PDA

View Full Version : [ubuntu] Fresh install fails to load raid disks!



andymcca
September 17th, 2010, 12:22 AM
Hello,

I'm trying to install 10.04.1 from the alternate installation CD onto a 2-disk raid array using mdadm. I can set up all of my partitions, create the raid devices, and install the OS to them. However, when I reboot after completing the installation:
* Grub loads
* initramfs loads
* initramfs fails to load /dev/md0 (my /) and /dev/md2 (my /home), complaining about degraded status
* I get dumped to an initramfs prompt.

At this point I can run

mdadm -S /dev/md*
mdadm -A /dev/md0
mdadm -A /dev/md2
exitand the OS boots fine. However, the problem comes right back after a restart. The mdadm.conf UUIDs seem to match the mdadm -Ds results. Any clues as to why the initial assembly attempt is failing? Let me know what information I can provide.

Thanks in advance!

***UPDATE***
It appears if I add devices by hand to mdadm.conf, the partition is assembled automatically at bootup? I did this with device names like /dev/sda5, etc. I will try to use by-uuid names next, and post back. It appears perhaps the line

DEVICE partitionswhich appears in mdadm.conf by default is not working? In any case this seems like something which should be worked around automatically during an install.

***UPDATE 2***
After a few hours of testing I have determined that my raid assembly fails any time I attempt to define devices in mdadm.conf with wildcards. That is,

DEVICE partitions
DEVICE sd*etc all fail.
In fact,

DEVICE /dev/sda5 /dev/sdb5 /dev/sda7 /dev/sdb7 /dev/sda8 /dev/sdb8 /dev/sd*fails, so even if I explicitly state the devices but then throw in a wildcard nothing gets assembled. My final working copy (in full) is:

# mdadm.conf
#the following was automatically generated and I did not mess with it:
CREATE owner=root group=disk mode=0660 auto=yes
HOMEHOST <system>
MAILADDR root

#my stuff:
DEVICE /dev/sda5 /dev/sdb5 /dev/sda7 /dev/sdb7 /dev/sda8 /dev/sdb8
ARRAY /dev/md0 level=raid1 num-devices=2 UUID=4384d20c:66616f4e:7995638d:58efe975
ARRAY /dev/md1 level=raid0 num-devices=2 UUID=91b479e3:e89be956:aec481ba:c6bfe0a7
ARRAY /dev/md2 level=raid1 num-devices=2 UUID=42bae81d:71b13219:1ff44cfa:0ee06a66Sadly, this is not very general. If my device names change (which will happen in about 10 minutes when I add the rest of my hard drives), I will have to do the whole initramfs manually assembly dance again.

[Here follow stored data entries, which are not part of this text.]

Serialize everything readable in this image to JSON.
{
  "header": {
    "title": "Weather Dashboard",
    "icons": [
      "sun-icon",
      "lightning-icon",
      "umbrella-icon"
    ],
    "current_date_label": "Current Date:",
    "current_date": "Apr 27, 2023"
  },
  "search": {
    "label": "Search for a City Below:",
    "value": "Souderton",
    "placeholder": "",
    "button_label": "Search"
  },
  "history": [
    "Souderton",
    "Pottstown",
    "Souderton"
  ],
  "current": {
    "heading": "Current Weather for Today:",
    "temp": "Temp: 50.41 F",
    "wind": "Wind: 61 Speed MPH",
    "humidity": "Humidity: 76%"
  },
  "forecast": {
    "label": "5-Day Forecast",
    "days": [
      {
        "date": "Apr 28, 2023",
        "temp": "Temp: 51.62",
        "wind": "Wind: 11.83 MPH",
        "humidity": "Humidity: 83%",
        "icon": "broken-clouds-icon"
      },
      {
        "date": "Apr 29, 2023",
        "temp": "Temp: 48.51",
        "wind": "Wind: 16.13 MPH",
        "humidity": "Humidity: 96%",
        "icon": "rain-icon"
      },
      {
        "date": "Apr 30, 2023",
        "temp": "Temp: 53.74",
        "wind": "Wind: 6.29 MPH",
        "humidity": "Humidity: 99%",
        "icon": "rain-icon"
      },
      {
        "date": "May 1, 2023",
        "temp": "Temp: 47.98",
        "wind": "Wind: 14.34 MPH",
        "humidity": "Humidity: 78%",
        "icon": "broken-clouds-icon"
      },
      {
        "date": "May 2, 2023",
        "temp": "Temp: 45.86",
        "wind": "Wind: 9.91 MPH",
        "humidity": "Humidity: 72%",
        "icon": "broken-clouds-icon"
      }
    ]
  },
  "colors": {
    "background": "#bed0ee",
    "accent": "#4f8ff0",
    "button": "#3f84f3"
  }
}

Any thoughts? Where should I take this for a possible bug report?

***PS***
Anyone reading this and having a similar problem:
after to edit mdadm.conf, you need to run

update-initramfs -u to update the copy that gets loaded before your root partition is loaded (ie the one that is used to assemble your drives). At least, this is definitely the case when / is on a RAID array.
If you have to boot off a livecd to rescue your install, you can:
install mdadm (sudo apt-get install mdadm),
then assemble whatever your partitions are (sudo mdadm -A /dev/md? /dev/sd?? /dev/sd??),
mount your root device (sudo mkdir /media/tmp; sudo mount /dev/md? /media/tmp),
mount your boot device (if it is seperate from root) (sudo mkdir /media/tmp1; sudo mount /dev/md? /media/tmp1),
bind the livecd proc directory over your root's /proc (sudo mount --bind /proc/ /media/tmp/proc/),
bind your boot over your root's /boot (sudo mount --bind /media/tmp1/ /media/tmp/boot/),
chroot into your installation (sudo chroot /media/tmp/)
and finally update your initramfs (sudo update-initramfs -u)
ctrl+d to leave the chroot, restart, and your mdadm.conf will be updated!
Phew! Good luck!

andymcca
September 17th, 2010, 02:54 AM
updated main post :D

TopicMapper333
September 17th, 2010, 07:39 PM
Thanks for the tip about update-initramfs.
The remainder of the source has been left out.